July 18 (Bloomberg) -- Deutsche Telekom AG’s T-Mobile USA unit moved jobs to other countries as it cut local call-center employees, the U.S. Labor Department said, contradicting claims by the company.
“The workers’ firm has acquired from a foreign country services like or directly competitive with services supplied by the workers which contributed importantly to worker group separations at T-Mobile USA,” the authority said in a decision posted on its website. Based on that conclusion, it determined the workers were entitled to apply for government assistance.

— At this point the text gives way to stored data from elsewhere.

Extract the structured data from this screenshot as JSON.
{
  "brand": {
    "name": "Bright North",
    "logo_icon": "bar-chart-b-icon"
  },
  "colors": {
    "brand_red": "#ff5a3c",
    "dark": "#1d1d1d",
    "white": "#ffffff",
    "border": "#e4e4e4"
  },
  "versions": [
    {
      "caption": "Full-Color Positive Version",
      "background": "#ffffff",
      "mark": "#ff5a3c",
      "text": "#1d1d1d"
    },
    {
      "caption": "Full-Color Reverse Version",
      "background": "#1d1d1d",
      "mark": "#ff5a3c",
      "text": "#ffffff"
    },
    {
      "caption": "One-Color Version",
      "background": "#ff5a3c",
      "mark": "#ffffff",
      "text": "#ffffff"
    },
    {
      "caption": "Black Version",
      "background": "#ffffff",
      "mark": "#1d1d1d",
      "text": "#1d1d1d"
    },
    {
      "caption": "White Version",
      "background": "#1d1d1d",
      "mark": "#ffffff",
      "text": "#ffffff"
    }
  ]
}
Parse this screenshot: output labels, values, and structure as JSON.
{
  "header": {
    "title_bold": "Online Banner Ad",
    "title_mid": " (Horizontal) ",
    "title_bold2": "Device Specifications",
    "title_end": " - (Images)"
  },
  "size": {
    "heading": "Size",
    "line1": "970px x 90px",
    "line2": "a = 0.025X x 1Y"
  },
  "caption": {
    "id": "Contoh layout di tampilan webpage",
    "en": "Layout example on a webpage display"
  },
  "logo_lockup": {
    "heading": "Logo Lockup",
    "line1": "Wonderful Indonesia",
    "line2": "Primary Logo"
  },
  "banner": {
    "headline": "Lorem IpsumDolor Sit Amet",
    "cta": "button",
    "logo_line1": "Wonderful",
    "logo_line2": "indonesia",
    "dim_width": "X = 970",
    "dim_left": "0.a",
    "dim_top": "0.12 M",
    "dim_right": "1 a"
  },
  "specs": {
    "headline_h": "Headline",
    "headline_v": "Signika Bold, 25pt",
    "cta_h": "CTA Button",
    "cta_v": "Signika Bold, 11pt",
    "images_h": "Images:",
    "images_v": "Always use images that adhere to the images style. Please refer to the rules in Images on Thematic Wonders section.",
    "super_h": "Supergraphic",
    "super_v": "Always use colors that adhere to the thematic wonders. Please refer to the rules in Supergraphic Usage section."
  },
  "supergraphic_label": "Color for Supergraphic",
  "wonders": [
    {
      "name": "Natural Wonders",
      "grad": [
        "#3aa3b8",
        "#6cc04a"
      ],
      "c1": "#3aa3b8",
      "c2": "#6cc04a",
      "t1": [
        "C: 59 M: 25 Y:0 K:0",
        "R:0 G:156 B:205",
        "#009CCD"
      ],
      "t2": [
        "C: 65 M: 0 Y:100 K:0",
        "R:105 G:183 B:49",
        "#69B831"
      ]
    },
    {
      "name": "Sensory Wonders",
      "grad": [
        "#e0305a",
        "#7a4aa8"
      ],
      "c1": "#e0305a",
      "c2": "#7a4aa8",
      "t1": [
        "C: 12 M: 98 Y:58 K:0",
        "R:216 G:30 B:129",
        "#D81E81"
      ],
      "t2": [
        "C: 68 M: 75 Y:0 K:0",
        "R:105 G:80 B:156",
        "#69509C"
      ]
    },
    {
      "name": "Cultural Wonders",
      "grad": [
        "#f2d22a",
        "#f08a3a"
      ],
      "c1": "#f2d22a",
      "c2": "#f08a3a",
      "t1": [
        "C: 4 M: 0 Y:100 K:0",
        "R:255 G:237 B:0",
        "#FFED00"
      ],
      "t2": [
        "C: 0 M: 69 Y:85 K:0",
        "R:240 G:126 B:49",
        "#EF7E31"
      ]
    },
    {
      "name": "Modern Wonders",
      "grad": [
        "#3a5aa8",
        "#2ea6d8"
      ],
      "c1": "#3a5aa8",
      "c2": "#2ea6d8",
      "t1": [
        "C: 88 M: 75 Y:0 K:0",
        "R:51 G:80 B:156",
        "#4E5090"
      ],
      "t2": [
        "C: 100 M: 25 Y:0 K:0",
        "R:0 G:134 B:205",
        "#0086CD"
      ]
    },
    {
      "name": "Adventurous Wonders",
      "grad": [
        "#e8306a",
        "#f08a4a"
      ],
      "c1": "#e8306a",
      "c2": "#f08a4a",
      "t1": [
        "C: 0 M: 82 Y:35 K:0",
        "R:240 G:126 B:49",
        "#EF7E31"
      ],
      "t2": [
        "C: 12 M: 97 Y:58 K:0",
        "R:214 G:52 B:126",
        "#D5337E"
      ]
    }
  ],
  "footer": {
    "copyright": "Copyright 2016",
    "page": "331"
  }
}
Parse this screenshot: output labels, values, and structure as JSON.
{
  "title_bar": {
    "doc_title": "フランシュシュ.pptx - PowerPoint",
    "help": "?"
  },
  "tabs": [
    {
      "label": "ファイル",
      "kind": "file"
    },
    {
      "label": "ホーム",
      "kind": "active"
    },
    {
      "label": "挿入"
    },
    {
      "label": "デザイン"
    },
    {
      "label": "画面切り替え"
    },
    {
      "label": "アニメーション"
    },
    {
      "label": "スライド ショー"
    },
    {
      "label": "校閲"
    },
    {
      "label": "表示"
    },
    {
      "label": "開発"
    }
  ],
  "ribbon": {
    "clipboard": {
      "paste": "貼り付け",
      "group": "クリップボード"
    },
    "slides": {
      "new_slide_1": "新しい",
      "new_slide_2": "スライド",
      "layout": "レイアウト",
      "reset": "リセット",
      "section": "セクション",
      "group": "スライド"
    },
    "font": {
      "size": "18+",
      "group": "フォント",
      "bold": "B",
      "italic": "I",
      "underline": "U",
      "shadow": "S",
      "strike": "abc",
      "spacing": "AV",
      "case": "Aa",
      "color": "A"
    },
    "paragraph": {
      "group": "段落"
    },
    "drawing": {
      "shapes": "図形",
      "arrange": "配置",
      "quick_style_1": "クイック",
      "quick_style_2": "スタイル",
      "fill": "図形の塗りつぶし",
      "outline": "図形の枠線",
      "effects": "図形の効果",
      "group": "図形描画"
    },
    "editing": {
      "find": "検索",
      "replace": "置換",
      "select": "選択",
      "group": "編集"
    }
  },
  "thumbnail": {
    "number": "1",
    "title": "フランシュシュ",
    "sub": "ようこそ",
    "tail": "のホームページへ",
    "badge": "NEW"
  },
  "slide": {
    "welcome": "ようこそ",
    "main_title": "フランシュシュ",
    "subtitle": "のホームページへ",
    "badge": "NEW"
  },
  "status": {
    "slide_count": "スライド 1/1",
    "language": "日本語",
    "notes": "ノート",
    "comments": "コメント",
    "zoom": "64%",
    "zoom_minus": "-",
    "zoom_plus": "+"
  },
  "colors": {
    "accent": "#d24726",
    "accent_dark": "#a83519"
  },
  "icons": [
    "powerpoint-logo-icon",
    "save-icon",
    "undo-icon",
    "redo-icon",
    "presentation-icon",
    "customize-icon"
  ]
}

T-Mobile USA shuttered seven out of 24 call centers and cut 1,900 jobs to reduce costs amid a shrinking client base after the failure of a proposed $39 billion sale to AT&T Inc. last year. In May, it said it would cut another 900 jobs. Deutsche Telekom Chief Executive Officer Rene Obermann is currently seeking a new chief for the unit after Philipp Humm left the carrier last month to join rival Vodafone Group Plc in Europe.
The division was “surprised” by the Labor Department’s decision “because the facts provided did not support that the work done by these employees was sent offshore,” it said in a statement sent by David Henderson, a spokesman. The company “has long had and does utilize service partners both within the U.S. and in other countries,” it said.
Deutsche Telekom, based in Bonn, has explored options to combine the U.S. unit with local rivals, including MetroPCS Communications Inc., people familiar with the situation have said.